Everything You Thought About Behavioral Economics Is Wrong
The well-known story of how the Economist magazine’s clever pricing led to a dramatic increase in premium subscriptions – an example of the asymmetric dominance or decoy effect1 – is probably incorrect. And it doesn't really matter.
Two separate journal articles published this year have failed to replicate this classic finding after multiple attempts with thousands of participants (Frederick, Lee, & Baskin, 2014; Yang & Lynn, 2014). These studies have helped clarify that the asymmetric dominance effect generally only occurs with salient, numerically-defined attributes in which the dominance relationship is readily encoded. In the Economist example, the choices are defined by a jumble of words and numbers. It is much easier to compare $59 to $125 than “Economist.com subscription” to “Print & web subscription.” Combining these two dimensions mutes the effect.

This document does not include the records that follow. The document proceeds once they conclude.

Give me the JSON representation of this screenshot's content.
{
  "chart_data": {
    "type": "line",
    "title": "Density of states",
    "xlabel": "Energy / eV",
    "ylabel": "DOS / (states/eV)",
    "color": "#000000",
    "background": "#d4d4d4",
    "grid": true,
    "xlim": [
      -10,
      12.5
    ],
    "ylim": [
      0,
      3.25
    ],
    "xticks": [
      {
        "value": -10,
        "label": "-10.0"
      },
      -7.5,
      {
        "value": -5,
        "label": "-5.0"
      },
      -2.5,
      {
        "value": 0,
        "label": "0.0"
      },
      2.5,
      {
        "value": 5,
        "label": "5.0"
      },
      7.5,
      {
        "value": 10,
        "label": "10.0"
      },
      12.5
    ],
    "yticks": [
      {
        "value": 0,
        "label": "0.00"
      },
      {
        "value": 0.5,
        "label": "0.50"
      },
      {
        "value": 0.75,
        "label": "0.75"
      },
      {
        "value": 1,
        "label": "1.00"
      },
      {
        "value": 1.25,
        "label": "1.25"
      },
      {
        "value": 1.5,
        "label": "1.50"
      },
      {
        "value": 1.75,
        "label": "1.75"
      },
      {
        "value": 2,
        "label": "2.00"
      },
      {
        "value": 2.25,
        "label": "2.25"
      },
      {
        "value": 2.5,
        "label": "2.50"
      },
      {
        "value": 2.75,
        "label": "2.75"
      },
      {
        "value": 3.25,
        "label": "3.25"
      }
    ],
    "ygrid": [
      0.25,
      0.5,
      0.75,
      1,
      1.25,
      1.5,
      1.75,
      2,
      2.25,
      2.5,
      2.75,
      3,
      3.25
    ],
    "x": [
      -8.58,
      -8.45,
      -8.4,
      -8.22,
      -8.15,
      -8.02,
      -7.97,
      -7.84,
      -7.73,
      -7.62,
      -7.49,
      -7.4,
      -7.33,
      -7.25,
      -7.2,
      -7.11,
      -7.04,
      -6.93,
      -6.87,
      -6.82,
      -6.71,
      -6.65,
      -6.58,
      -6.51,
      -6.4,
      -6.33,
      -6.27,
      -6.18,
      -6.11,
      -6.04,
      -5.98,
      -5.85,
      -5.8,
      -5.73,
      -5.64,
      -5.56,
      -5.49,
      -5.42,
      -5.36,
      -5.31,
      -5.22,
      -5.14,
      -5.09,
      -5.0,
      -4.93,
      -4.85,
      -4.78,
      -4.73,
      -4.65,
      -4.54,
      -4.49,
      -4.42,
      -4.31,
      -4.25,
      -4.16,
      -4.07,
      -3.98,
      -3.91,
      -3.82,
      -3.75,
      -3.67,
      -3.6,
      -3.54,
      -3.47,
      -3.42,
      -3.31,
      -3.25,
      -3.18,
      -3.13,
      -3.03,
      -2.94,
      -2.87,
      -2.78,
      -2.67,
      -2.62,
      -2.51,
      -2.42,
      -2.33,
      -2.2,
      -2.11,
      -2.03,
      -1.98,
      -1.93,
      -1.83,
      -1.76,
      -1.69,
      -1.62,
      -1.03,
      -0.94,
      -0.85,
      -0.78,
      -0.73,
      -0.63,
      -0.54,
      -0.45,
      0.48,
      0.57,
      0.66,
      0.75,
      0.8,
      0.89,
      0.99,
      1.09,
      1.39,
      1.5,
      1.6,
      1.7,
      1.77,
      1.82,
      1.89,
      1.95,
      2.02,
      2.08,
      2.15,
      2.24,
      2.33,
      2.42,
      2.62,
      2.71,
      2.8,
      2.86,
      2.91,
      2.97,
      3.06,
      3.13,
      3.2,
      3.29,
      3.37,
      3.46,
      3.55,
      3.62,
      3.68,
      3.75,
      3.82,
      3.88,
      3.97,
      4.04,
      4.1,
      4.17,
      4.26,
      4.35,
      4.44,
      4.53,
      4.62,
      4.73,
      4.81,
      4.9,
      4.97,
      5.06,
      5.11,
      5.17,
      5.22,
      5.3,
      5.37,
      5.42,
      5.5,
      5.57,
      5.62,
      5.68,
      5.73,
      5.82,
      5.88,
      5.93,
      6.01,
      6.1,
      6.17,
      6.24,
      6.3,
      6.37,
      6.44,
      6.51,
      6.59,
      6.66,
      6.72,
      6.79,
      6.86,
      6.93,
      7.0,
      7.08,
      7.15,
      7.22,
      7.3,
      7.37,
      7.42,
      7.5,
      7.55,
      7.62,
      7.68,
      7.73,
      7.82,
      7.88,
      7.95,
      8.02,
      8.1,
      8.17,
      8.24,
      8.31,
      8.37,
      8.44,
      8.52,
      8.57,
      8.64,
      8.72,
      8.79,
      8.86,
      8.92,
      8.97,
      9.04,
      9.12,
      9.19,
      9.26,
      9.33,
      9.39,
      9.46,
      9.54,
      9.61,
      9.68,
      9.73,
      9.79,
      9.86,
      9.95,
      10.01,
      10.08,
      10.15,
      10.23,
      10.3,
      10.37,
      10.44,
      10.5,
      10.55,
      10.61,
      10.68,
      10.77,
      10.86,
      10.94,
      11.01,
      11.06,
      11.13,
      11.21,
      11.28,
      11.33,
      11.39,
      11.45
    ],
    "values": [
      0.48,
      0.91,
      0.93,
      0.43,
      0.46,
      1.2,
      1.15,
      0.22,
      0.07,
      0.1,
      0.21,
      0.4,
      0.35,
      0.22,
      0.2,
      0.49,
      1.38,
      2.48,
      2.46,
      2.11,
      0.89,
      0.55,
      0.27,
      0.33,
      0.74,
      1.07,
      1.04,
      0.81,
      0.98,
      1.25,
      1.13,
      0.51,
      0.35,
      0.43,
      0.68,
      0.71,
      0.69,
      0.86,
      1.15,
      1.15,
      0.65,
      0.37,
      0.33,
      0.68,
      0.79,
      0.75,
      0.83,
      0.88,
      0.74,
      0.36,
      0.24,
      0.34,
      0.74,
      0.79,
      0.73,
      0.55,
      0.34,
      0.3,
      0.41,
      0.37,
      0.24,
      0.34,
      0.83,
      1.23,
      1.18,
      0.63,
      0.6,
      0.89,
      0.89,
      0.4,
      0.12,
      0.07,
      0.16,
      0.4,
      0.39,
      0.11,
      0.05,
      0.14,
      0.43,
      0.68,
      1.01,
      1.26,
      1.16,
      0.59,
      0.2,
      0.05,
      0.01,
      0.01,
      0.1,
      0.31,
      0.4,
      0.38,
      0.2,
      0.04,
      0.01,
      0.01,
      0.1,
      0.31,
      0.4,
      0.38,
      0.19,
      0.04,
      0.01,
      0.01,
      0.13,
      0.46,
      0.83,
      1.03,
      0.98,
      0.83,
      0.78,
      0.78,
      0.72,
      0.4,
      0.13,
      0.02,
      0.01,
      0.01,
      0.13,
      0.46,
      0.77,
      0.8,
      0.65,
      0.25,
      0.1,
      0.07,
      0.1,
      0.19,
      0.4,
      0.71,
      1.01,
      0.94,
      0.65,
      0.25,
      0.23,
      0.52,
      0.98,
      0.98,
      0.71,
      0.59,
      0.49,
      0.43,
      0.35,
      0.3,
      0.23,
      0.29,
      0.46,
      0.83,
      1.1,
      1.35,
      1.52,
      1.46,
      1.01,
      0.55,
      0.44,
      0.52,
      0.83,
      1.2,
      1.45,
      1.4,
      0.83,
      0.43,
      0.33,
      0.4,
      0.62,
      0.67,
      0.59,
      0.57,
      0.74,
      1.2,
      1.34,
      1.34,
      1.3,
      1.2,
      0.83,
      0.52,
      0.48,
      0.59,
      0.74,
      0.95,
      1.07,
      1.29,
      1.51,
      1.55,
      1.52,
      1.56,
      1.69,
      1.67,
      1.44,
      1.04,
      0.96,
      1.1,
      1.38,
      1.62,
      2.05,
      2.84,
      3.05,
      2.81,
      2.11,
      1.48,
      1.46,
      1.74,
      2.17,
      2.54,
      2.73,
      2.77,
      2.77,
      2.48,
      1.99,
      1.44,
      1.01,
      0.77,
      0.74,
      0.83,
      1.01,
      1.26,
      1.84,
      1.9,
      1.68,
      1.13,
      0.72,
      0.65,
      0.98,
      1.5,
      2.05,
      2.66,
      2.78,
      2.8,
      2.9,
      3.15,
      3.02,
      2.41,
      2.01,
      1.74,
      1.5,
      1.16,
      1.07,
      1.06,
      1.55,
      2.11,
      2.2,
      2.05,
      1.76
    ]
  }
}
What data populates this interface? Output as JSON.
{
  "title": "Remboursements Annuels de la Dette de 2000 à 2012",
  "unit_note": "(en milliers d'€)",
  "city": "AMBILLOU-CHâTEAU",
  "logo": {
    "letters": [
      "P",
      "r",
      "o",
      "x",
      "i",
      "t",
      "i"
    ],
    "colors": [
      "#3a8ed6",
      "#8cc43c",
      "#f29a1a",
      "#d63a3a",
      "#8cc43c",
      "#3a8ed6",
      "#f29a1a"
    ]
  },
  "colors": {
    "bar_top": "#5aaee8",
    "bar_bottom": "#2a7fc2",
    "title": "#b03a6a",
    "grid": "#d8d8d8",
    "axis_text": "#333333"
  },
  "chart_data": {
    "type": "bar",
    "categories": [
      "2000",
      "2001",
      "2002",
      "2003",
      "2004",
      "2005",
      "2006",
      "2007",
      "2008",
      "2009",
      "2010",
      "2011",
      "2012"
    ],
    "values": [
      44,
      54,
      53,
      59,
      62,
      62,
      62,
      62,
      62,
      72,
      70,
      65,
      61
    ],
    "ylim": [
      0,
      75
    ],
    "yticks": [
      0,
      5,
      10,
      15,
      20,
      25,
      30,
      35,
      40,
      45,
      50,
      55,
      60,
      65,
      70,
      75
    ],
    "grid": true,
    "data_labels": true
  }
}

Why did the example “work” ten years ago and why is it “not working” today? Nobody knows. Perhaps the concept of a print magazine is simply less relevant in 2014. Perhaps participants in earlier studies were unintentionally biased in some unrecognized manner. Perhaps the random perturbations of behavior flew under the arbitrary 5% level in statistical significance testing [pdf].
The true reason for the discrepancy, if it could be determined, is irrelevant. The Economist example teaches us this crucial lesson: behavioral science research cannot tell us what will or will not translate into the real world. Nor does it claim to. All it can do is suggest ways of thinking about the problem and point us in some general directions for experimentation.
Taken together, the behavioral science literature represents a tour de force of how bad we are at things we think we are pretty good at. There is not – and can never be – a grand theory that explains all of these observations. Behavioral decision theory is not a closed-ended discipline. We have some decent constructs and psychological models, but behavioral predictions in multifactorial decision contexts are hard to make and even harder to defend. I admire and applaud authors who deftly translate academic research into accessible vignettes for a general audience, but stories lifted from academic journals are not designed to translate directly into the messy real world. That’s precisely why the Economist example might not work today, and that’s why it doesn’t matter whether it works.
This reality ought not discourage. While human behavior is complicated, the heuristic value of this research is substantial, and applications to public policy and health care are particularly encouraging. It will simply require leaders with intellectual honesty, perseverance, and a dedication to experimentation to derive practical value from the groundwork laid by decades of research.
1 If you need a brief primer on asymmetric dominance, Wikipedia has a decent article. To be fair, this is not a pure example of the asymmetric dominance effect, as the third option completely dominates the second, but this is a distinction unimportant to the broader point.